Ni PPDA, qui l'a en vain invité à son journal de 20 Heures, ni les grands éditeurs, qui l'ont harcelé pour publier son témoignage, ne l'ont fait changer d'avis. Pas question pour Jérôme Kerviel, devenu il y a quatre mois une célébrité internationale, de sortir de sa réserve.

Du moins pas avant le bouclage, prévu pour la fin juillet, de l'instruction judiciaire actuellement menée par les juges Renaud Van Ruymbecke et Françoise Desset. En attendant, l'ex-trader dont les acrobaties financières ont fait perdre 4,9 milliards d'euros à la Société générale - et ont coûté à Daniel Bouton son poste de patron opérationnel - prépare activement sa défense avec ses avocats.
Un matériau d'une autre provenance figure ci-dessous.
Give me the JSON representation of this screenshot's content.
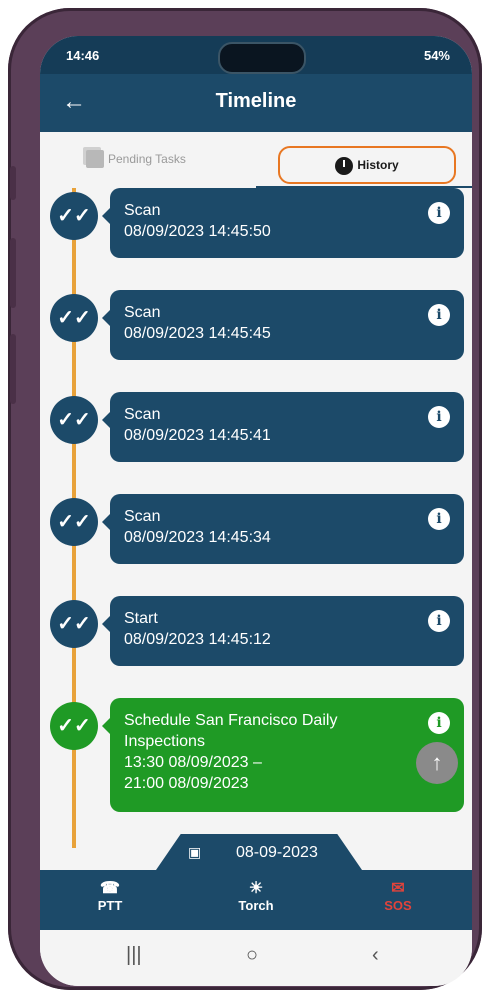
{
  "status": {
    "time": "14:46",
    "battery": "54%"
  },
  "appbar": {
    "back_icon": "arrow-left-icon",
    "title": "Timeline"
  },
  "tabs": {
    "pending": "Pending Tasks",
    "history": "History"
  },
  "timeline": [
    {
      "title": "Scan",
      "line2": "08/09/2023 14:45:50",
      "color": "#1c4a69"
    },
    {
      "title": "Scan",
      "line2": "08/09/2023 14:45:45",
      "color": "#1c4a69"
    },
    {
      "title": "Scan",
      "line2": "08/09/2023 14:45:41",
      "color": "#1c4a69"
    },
    {
      "title": "Scan",
      "line2": "08/09/2023 14:45:34",
      "color": "#1c4a69"
    },
    {
      "title": "Start",
      "line2": "08/09/2023 14:45:12",
      "color": "#1c4a69"
    },
    {
      "title": "Schedule San Francisco Daily Inspections",
      "line2": "13:30 08/09/2023 –",
      "line3": "21:00 08/09/2023",
      "color": "#1f9a25"
    }
  ],
  "date_tab": {
    "date": "08-09-2023"
  },
  "bottomnav": {
    "ptt": "PTT",
    "torch": "Torch",
    "sos": "SOS"
  },
  "colors": {
    "primary": "#1c4a69",
    "accent": "#e87722",
    "success": "#1f9a25",
    "sos": "#e0433b"
  }
}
Et il s'initie à son nouveau job de consultant informatique. Quoi qu'il arrive, le jeune homme de 31 ans, fils d'un artisan chaudronnier et d'une artisan coiffeuse de Pont-l'Abbé, dans le Finistère, entend définitivement tourner la page de la finance casino.
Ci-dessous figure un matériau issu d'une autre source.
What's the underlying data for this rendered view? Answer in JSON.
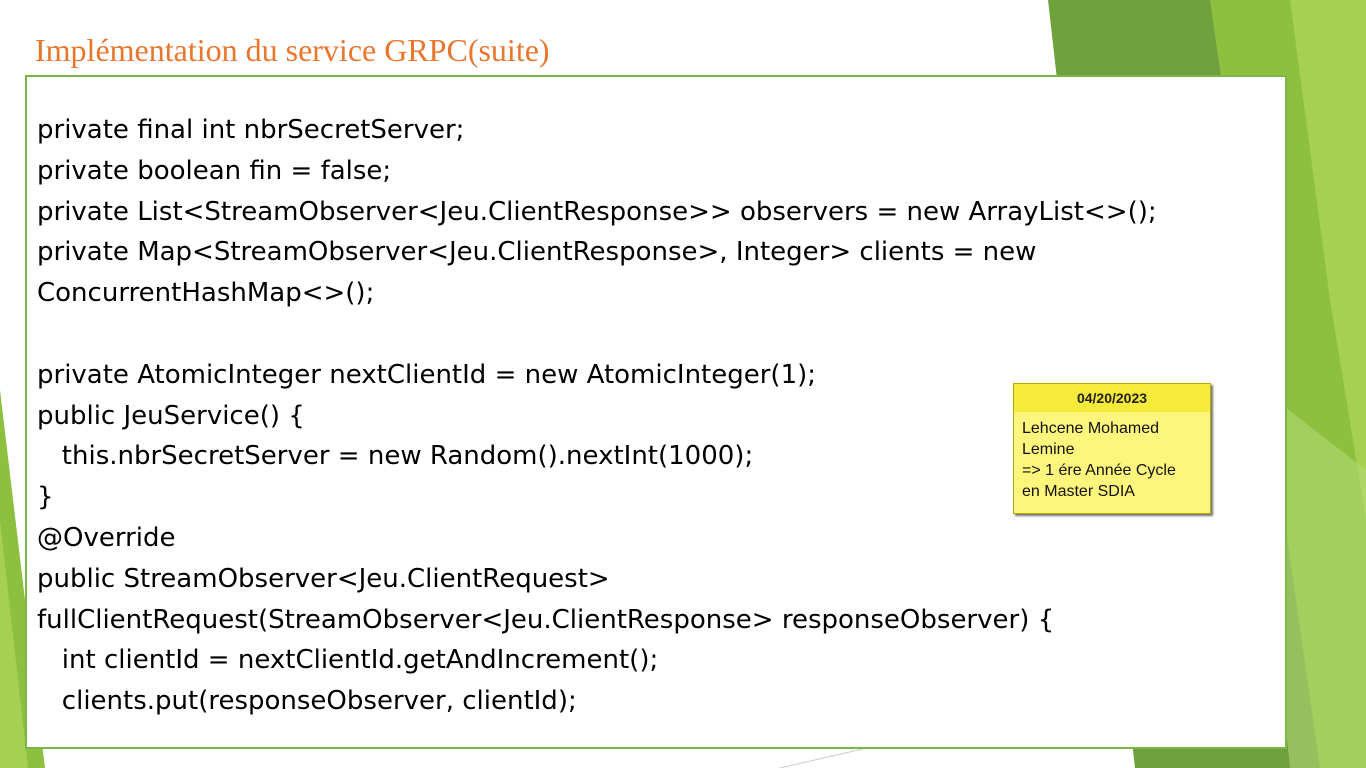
{
  "slide": {
    "title": "Implémentation du service GRPC(suite)",
    "colors": {
      "title": "#e8762d",
      "box_border": "#7ab648",
      "accent_green_dark": "#5f9a36",
      "accent_green_light": "#9cc94a",
      "note_background": "#fdf57c"
    }
  },
  "code": {
    "lines": [
      "private final int nbrSecretServer;",
      "private boolean fin = false;",
      "private List<StreamObserver<Jeu.ClientResponse>> observers = new ArrayList<>();",
      "private Map<StreamObserver<Jeu.ClientResponse>, Integer> clients = new",
      "ConcurrentHashMap<>();",
      "",
      "private AtomicInteger nextClientId = new AtomicInteger(1);",
      "public JeuService() {",
      "   this.nbrSecretServer = new Random().nextInt(1000);",
      "}",
      "@Override",
      "public StreamObserver<Jeu.ClientRequest>",
      "fullClientRequest(StreamObserver<Jeu.ClientResponse> responseObserver) {",
      "   int clientId = nextClientId.getAndIncrement();",
      "   clients.put(responseObserver, clientId);"
    ]
  },
  "note": {
    "date": "04/20/2023",
    "lines": [
      "Lehcene Mohamed",
      "Lemine",
      "=> 1 ére Année Cycle",
      "en Master SDIA"
    ]
  }
}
La prof qui lui a donné sa vocation

Elève au lycée Laennec de Pont-l'Abbé, le jeune Kerviel n'aurait manqué pour rien au monde les cours de sciences économiques et sociales. Son prof, jusqu'à son bac en 1995, s'appelait Claudine Le Pors : «Jérôme était très motivé, se souvient-elle. Il avait un esprit critique aiguisé et posait beaucoup de questions.» C'est elle qui l'a initié à la spéculation en créant dans sa classe, en 1994, un club d'investissement boursier, doté d'un capital de 3000 francs apporté par trois entreprises locales. Le futur trader et ses camarades ont su le faire fructifier habilement.
Voisine de la maison des Kerviel, Claudine Le Pors prenait fréquemment le chemin du lycée avec son élève. L'occasion de discuter des économistes classiques, notamment Adam Smith.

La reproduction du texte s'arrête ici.